Catania transfer option: making the mountain day easier
The tour offers optional transfers from Catania, which is a big practical plus. If you opt in, you get hotel pickup and drop-off at Catania. Your return includes two drop-off locations: Catania and Monte Gebel.
This structure is useful because it matches how people stay in the city. It also helps you avoid the stress of finding transport back up after a cold walk at altitude. The one rule you should respect is timing: the driver waits no longer than 5 minutes after the scheduled pickup time.
If you are coming from outside Catania, you may find the logistics easier when you arrange your day around the scheduled pickup. The tour duration is short, so losing time at the start cuts into actual walking.
What the guides add: Alfredo and Alfonso-style storytelling on Etna
The most consistent praise has a theme: the guides make the terrain understandable and the group feel safe. Names you may hear include Alfredo and Alfonso, and their approach seems to combine clear explanations with a friendly, confidence-building tone.
That matters because Etna can look chaotic if you do not have a guide. Crater activity, lava paths, and valley walls can blur together. A good guide gives you reference points—what you are looking at now, what it looked like during specific periods of activity, and why certain places matter.
If you like tours where the explanations are practical, not just dramatic, this is a strong match.
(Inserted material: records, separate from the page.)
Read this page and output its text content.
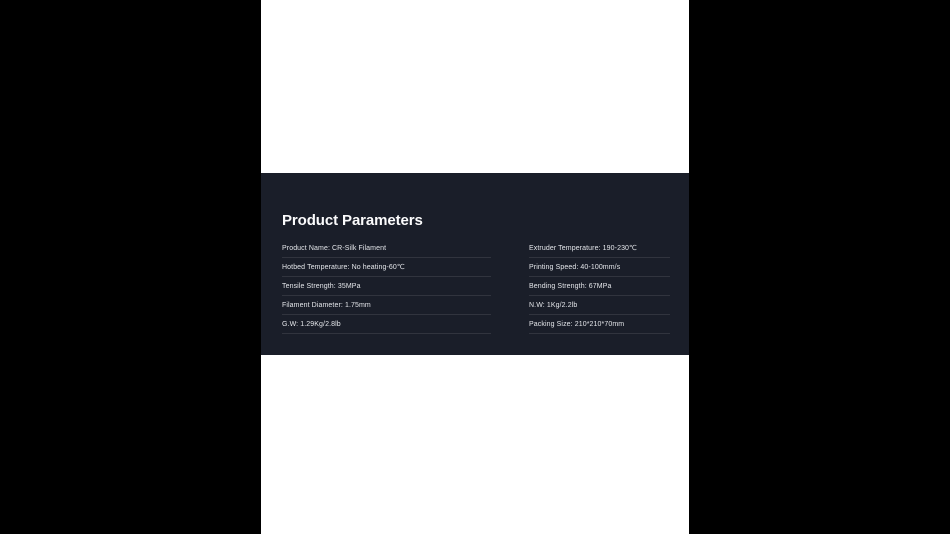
Product Parameters
Product Name: CR-Silk Filament
Hotbed Temperature: No heating-60℃
Tensile Strength: 35MPa
Filament Diameter: 1.75mm
G.W: 1.29Kg/2.8lb
Extruder Temperature: 190-230℃
Printing Speed: 40-100mm/s
Bending Strength: 67MPa
N.W: 1Kg/2.2lb
Packing Size: 210*210*70mm
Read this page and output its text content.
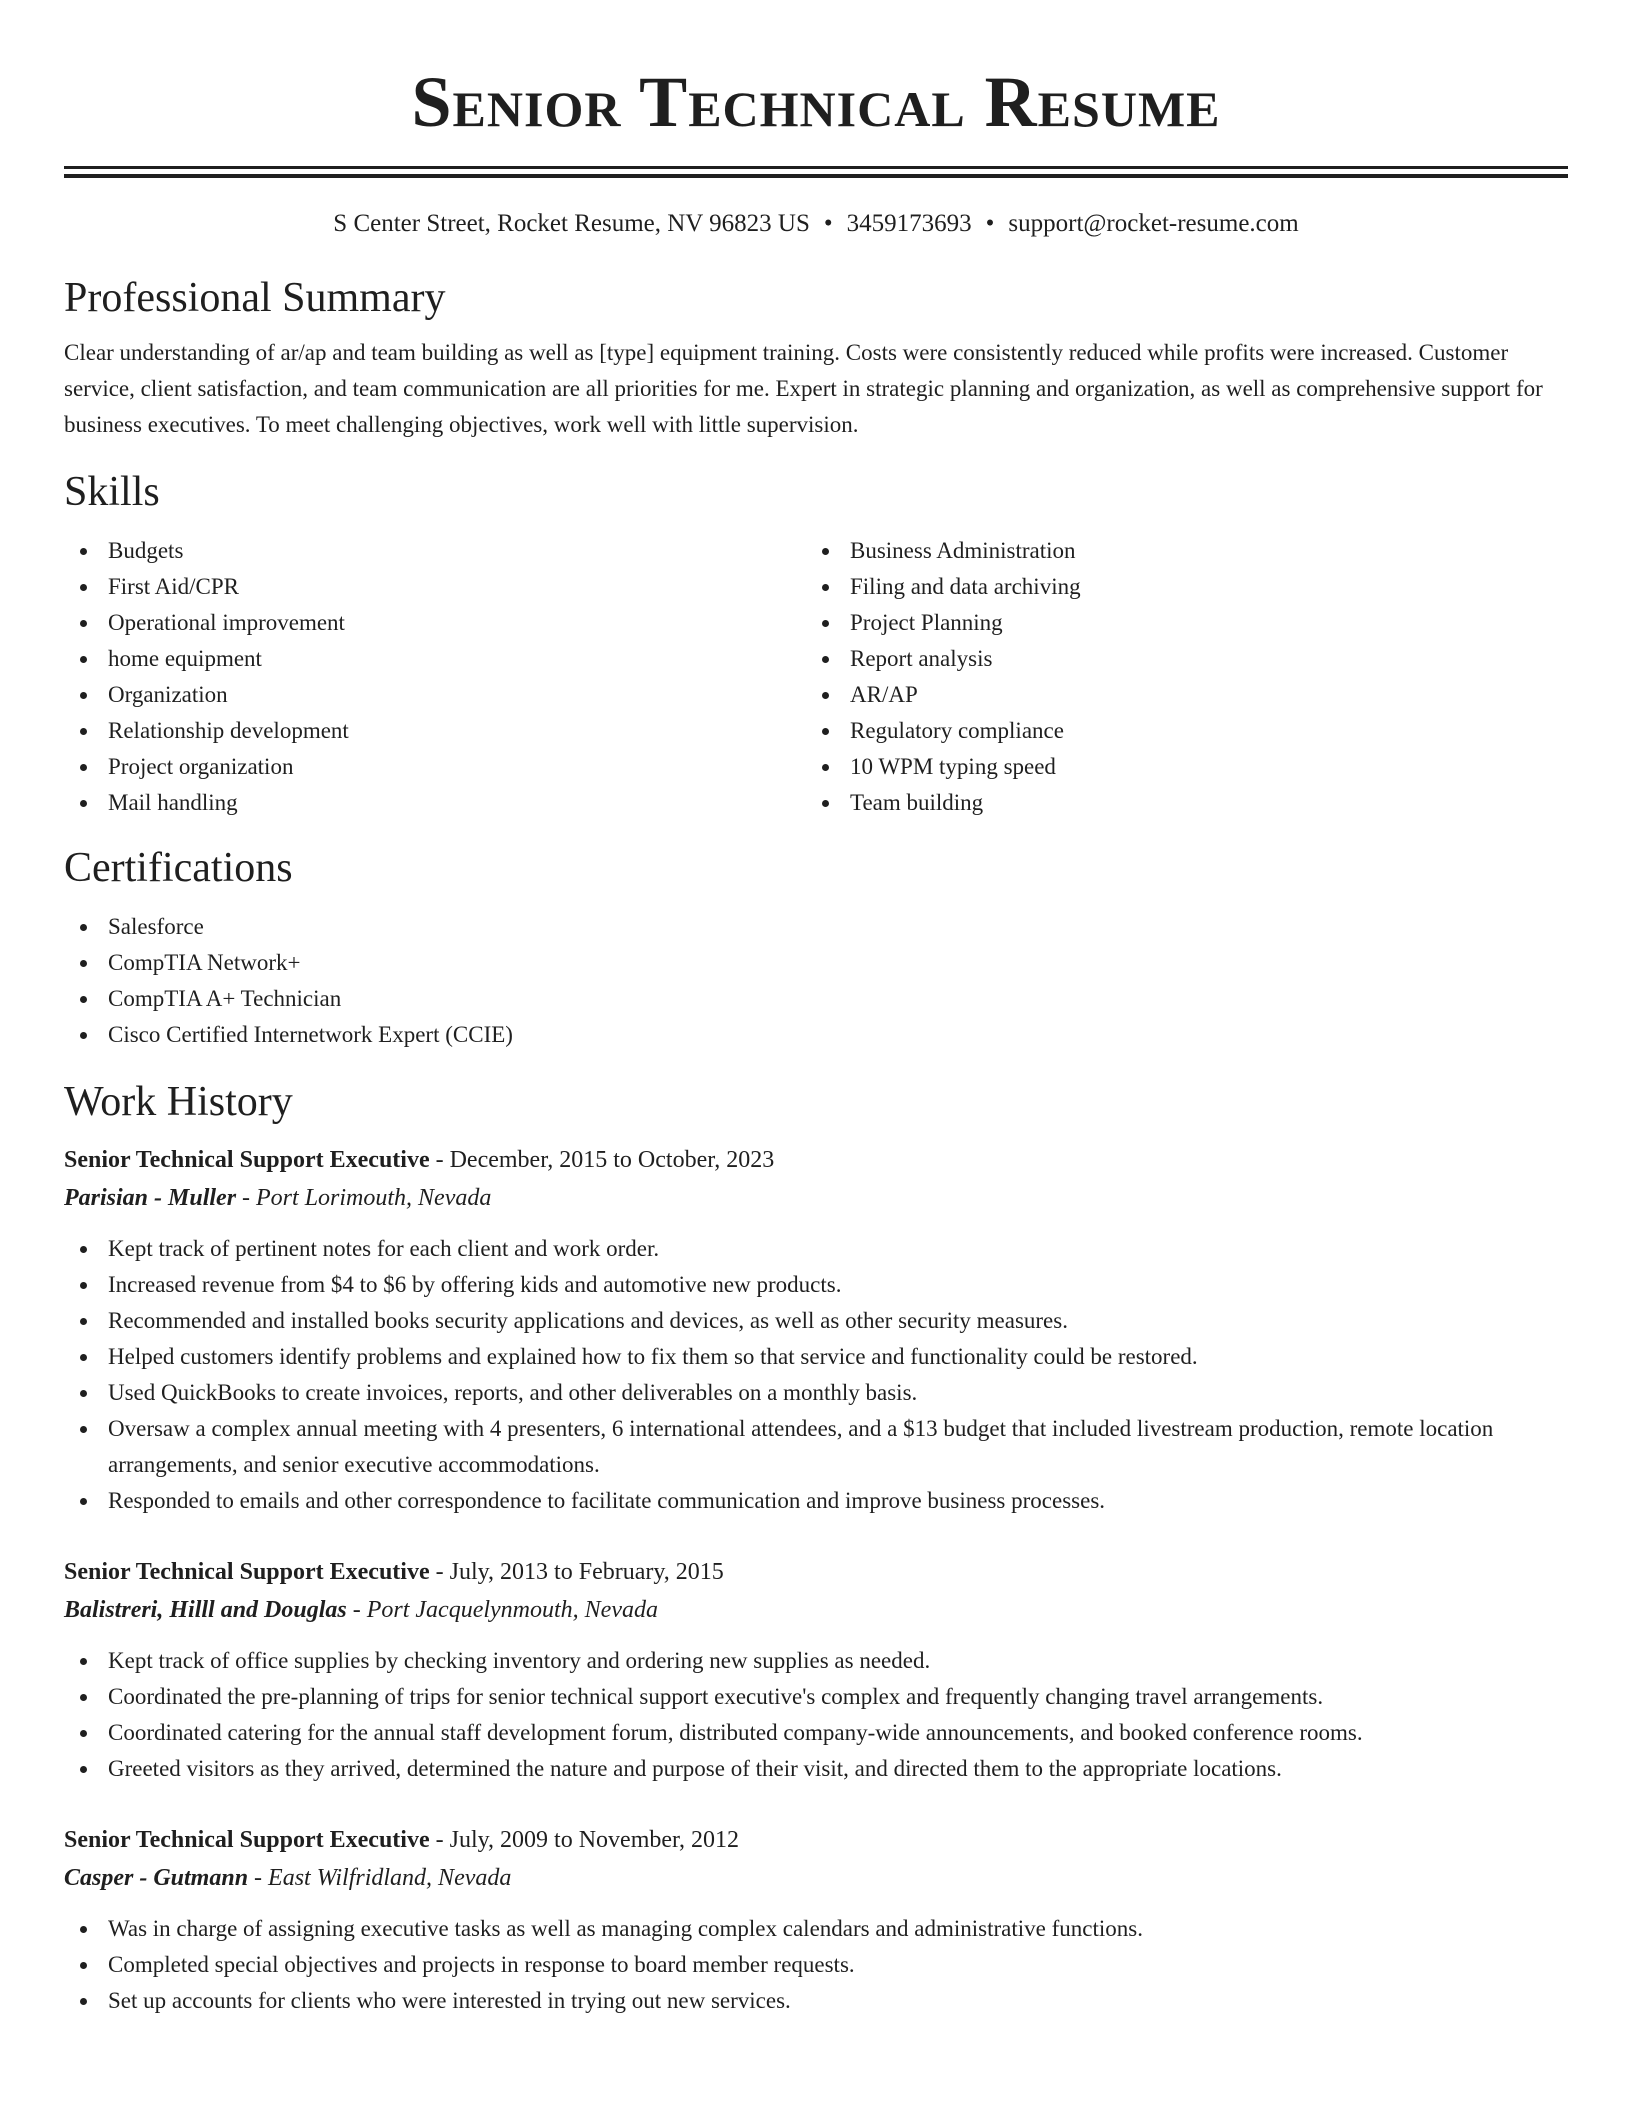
Senior Technical Resume
S Center Street, Rocket Resume, NV 96823 US • 3459173693 • support@rocket-resume.com
Professional Summary

Clear understanding of ar/ap and team building as well as [type] equipment training. Costs were consistently reduced while profits were increased. Customer service, client satisfaction, and team communication are all priorities for me. Expert in strategic planning and organization, as well as comprehensive support for business executives. To meet challenging objectives, work well with little supervision.

Skills
Budgets
First Aid/CPR
Operational improvement
home equipment
Organization
Relationship development
Project organization
Mail handling
Business Administration
Filing and data archiving
Project Planning
Report analysis
AR/AP
Regulatory compliance
10 WPM typing speed
Team building
Certifications
Salesforce
CompTIA Network+
CompTIA A+ Technician
Cisco Certified Internetwork Expert (CCIE)
Work History
Senior Technical Support Executive - December, 2015 to October, 2023
Parisian - Muller - Port Lorimouth, Nevada
Kept track of pertinent notes for each client and work order.
Increased revenue from $4 to $6 by offering kids and automotive new products.
Recommended and installed books security applications and devices, as well as other security measures.
Helped customers identify problems and explained how to fix them so that service and functionality could be restored.
Used QuickBooks to create invoices, reports, and other deliverables on a monthly basis.
Oversaw a complex annual meeting with 4 presenters, 6 international attendees, and a $13 budget that included livestream production, remote location arrangements, and senior executive accommodations.
Responded to emails and other correspondence to facilitate communication and improve business processes.
Senior Technical Support Executive - July, 2013 to February, 2015
Balistreri, Hilll and Douglas - Port Jacquelynmouth, Nevada
Kept track of office supplies by checking inventory and ordering new supplies as needed.
Coordinated the pre-planning of trips for senior technical support executive's complex and frequently changing travel arrangements.
Coordinated catering for the annual staff development forum, distributed company-wide announcements, and booked conference rooms.
Greeted visitors as they arrived, determined the nature and purpose of their visit, and directed them to the appropriate locations.
Senior Technical Support Executive - July, 2009 to November, 2012
Casper - Gutmann - East Wilfridland, Nevada
Was in charge of assigning executive tasks as well as managing complex calendars and administrative functions.
Completed special objectives and projects in response to board member requests.
Set up accounts for clients who were interested in trying out new services.
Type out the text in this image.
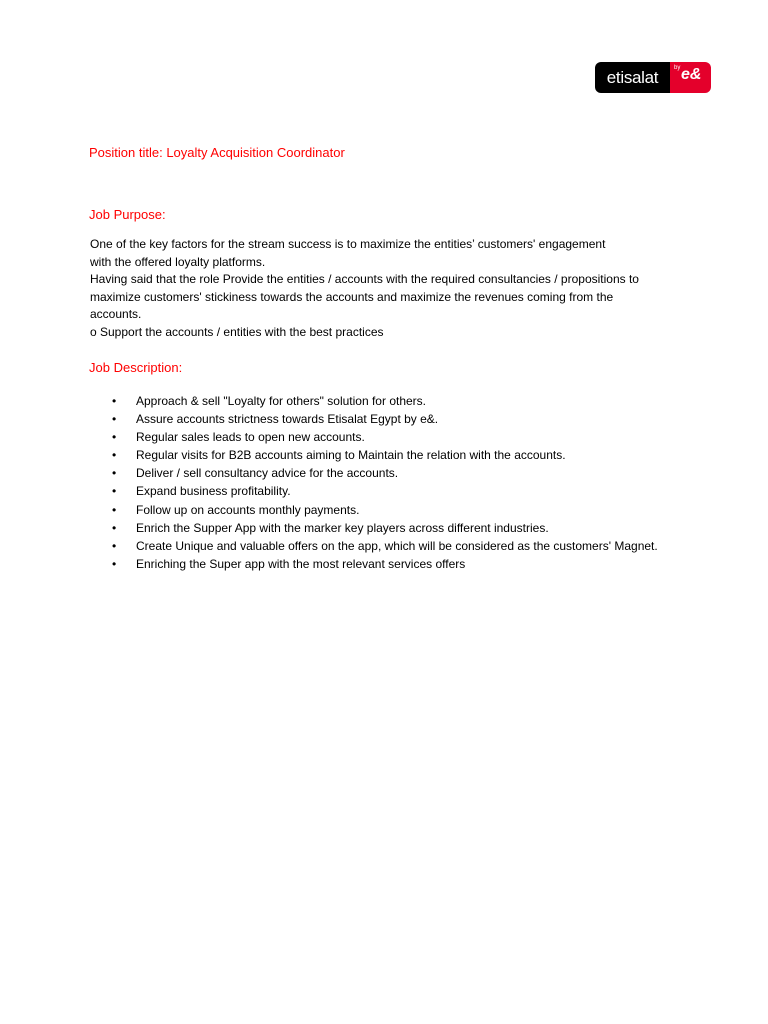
etisalat	by e&
Position title: Loyalty Acquisition Coordinator
Job Purpose:
One of the key factors for the stream success is to maximize the entities’ customers' engagement
with the offered loyalty platforms.
Having said that the role Provide the entities / accounts with the required consultancies / propositions to
maximize customers' stickiness towards the accounts and maximize the revenues coming from the
accounts.
o Support the accounts / entities with the best practices
Job Description:
• Approach & sell "Loyalty for others" solution for others.
• Assure accounts strictness towards Etisalat Egypt by e&.
• Regular sales leads to open new accounts.
• Regular visits for B2B accounts aiming to Maintain the relation with the accounts.
• Deliver / sell consultancy advice for the accounts.
• Expand business profitability.
• Follow up on accounts monthly payments.
• Enrich the Supper App with the marker key players across different industries.
• Create Unique and valuable offers on the app, which will be considered as the customers' Magnet.
• Enriching the Super app with the most relevant services offers
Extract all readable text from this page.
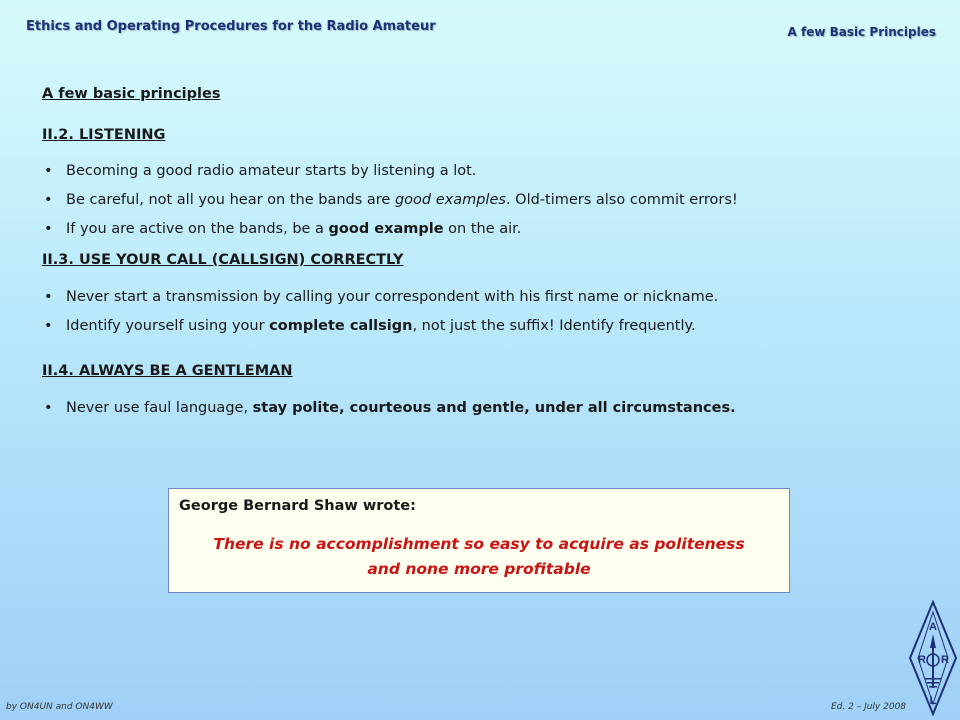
Ethics and Operating Procedures for the Radio Amateur	A few Basic Principles
A few basic principles
II.2. LISTENING
• Becoming a good radio amateur starts by listening a lot.
• Be careful, not all you hear on the bands are good examples. Old-timers also commit errors!
• If you are active on the bands, be a good example on the air.
II.3. USE YOUR CALL (CALLSIGN) CORRECTLY
• Never start a transmission by calling your correspondent with his first name or nickname.
• Identify yourself using your complete callsign, not just the suffix! Identify frequently.
II.4. ALWAYS BE A GENTLEMAN
• Never use faul language, stay polite, courteous and gentle, under all circumstances.
George Bernard Shaw wrote:
There is no accomplishment so easy to acquire as politeness
and none more profitable
by ON4UN and ON4WW	Ed. 2 – July 2008
A
R R
L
It’s also family-friendly in spirit; one past guest noted the tour felt suitable even for kids, which usually means the guide kept things engaging without making it feel overly technical.
Should you book this winter Mt Etna trek?
Book it if you want a short, well-guided winter hike that mixes panoramic views, forest walking, and a close look at the volcanic features around the southeast crater, Valle del Bove, and Silvestri craters. The included snowshoes, poles, and wind jacket make it easier to show up prepared.
Skip it if you need fully flat ground, if you have conditions listed as not suitable (heart problems, high blood pressure, pregnancy, wheelchair use), or if winter exposure and altitude are tough for you.
If your dream is a guided Etna day that turns dramatic volcanic scenery into a clear sense of how the mountain works, this is one of the more straightforward ways to do it.
FAQ
How long is the Mt Etna winter trekking tour?
The duration is about 3 hours.
What is the price of the tour?
It is priced at $58 per person.
Is hotel pickup included?
Hotel pickup and drop-off in Catania are included if you choose the transfer option.
Where does the hike start?
The trek starts at around 1850m near Rifugio Sapienza.
What kind of walking will I do?
You will hike through winter terrain that includes a slope and sandy ground, plus time through a black larch pine forest and along crater and valley areas.
What equipment is included?
Included items are a wind jacket, hiking poles, and snowshoes.
Do I need to bring food and drinks?
Food and drinks are not included. You should plan accordingly.
What should I bring besides the included gear?
Bring warm clothing and water.
What languages are the guides?
The guide is available in English and Italian.
Is this tour suitable for everyone?
No. It is not suitable for pregnant women, people with heart problems, wheelchair users, or people with high blood pressure.